The most brilliant expression of this comes in “Liar’s House”, the recounting of one of the dragon Griaule’s opaque schemes. There is one throwaway clause, early on, which provides a startling insight into Shepard’s project. Describing his sculptures of the great Griaule, the protagonist Hota sees them as “objects that—like their model—appeared to be natural formations that bore a striking resemblance to dragons.”
Run though that implicit description of Griaule. What does a miles-long, vastly recumbent dragon look like? It looks like a mountain range that looks like a dragon.
Here is an answer to the conundrum, faced whether they acknowledge it or not by all writers of the fantastic, of how to describe the magically indescribable. All we have for reference is the everyday.
With this extraordinary sentence—which must surely go down as one of the most incisive, radical and rigorou s examinations of the fantastic in fantasy—Shepard achieves something remarkable. On the one hand, he undercuts the self-big-up of magic. We cast about for similes, but the magic is, and can be, “like” nothing other than the mental furniture we have to hand, that very unmagic stuff all around us.
At the same time, Shepard honours that everyday too often denigrated. What, the analogy asks, can be more extraordinary than a mountain? After all, they are what dragons look like! Dragons, in this radical grammar, aren’t their own end; they are referents to help us visualise rocks. What an astonishing thing to do to the fantastic.
But it is astonishing because we know that dragons are astonishing. And we know that, and Shepard knows it, and the analogy knows it too, though it pretends not to.
So this is no crude rebuke or simplistic reversal of priorities: it is a fractal blossoming of reference and counter-reference, a giddying out- and infolding. Shepard does not invert the mawkish privileging of “magic”: he undercuts the unequal binary itself. We’re too enamoured of hierarchical dyads to give them up tout court. Instead, in that elegant and extraordinary comparison, Shepard makes the distinction self-cannibalising, destabilising.
And he points out that we’ve all been doing this all along. The passage is a canny reversal of one of the most clichéd analogies known to poets of geography: what, after all, does a certain type of mountain range look like but a sleeping dragon? It’s a commonplace for us to so “uncover” the never-very-covered-up-anyway magic under the skin of the natural; here is fantasy that lays bare the natural below the magic.

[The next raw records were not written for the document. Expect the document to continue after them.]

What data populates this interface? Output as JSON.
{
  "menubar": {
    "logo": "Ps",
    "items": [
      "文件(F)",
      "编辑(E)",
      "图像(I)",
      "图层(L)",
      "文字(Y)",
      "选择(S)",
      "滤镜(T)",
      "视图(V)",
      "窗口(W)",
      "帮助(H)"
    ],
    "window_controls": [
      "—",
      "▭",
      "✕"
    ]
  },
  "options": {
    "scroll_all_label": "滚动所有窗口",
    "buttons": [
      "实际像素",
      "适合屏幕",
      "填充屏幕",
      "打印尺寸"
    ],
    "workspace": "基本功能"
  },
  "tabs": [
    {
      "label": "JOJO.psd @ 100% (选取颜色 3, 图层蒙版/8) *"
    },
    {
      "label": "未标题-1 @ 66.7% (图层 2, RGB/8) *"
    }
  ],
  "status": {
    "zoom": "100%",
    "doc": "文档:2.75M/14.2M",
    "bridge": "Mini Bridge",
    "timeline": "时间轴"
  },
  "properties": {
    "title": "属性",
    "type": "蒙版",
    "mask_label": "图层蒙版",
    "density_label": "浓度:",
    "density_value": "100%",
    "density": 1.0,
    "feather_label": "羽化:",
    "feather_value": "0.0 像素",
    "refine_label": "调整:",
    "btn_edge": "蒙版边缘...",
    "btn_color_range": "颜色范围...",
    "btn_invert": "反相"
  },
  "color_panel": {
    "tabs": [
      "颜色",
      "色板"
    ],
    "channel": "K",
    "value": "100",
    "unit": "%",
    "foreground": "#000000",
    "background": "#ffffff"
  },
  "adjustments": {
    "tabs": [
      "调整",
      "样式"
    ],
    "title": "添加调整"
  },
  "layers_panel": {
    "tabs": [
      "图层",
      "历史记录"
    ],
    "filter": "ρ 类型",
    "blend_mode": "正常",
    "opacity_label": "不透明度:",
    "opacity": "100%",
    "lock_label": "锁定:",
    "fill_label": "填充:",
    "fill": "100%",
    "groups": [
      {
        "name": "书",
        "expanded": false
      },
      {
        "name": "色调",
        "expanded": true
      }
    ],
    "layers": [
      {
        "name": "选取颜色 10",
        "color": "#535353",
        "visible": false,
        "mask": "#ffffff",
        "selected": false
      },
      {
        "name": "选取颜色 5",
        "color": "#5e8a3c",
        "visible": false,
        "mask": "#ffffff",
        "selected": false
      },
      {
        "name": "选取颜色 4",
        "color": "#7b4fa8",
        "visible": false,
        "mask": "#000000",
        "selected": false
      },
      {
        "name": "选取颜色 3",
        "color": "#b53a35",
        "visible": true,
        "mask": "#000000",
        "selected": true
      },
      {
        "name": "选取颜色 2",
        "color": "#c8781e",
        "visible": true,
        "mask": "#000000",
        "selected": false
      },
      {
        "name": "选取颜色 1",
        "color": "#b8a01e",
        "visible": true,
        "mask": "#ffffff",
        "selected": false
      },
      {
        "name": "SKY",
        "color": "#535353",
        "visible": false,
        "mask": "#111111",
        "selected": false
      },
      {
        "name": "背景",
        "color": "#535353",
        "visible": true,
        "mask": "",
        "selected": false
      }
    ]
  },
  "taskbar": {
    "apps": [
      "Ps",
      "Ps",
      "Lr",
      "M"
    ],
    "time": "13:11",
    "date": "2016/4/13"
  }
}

Lucius Shepard has a name for what he does. In the story notes to “Abimagique”, he memorably describes one of his strengths as a writer as “bungling naturalism”. Read him and you read a naturalist who bungles, repeatedly and almost seemingly inadvertently straying into the unnatural, the supernatural. Fantasy here is a kind of systemic, fecund and felicitous writerly mistake, one that vastly invigorates the naturalism Shepard seemed to be angling for.
“Bungling Naturalism” may the best term for serious non-realist literature ever arrived at. It is a great boon to fiction that Shepard strives for the kind of naturalism he does; and it is a great boon to fantasy that he so brilliantly bungles.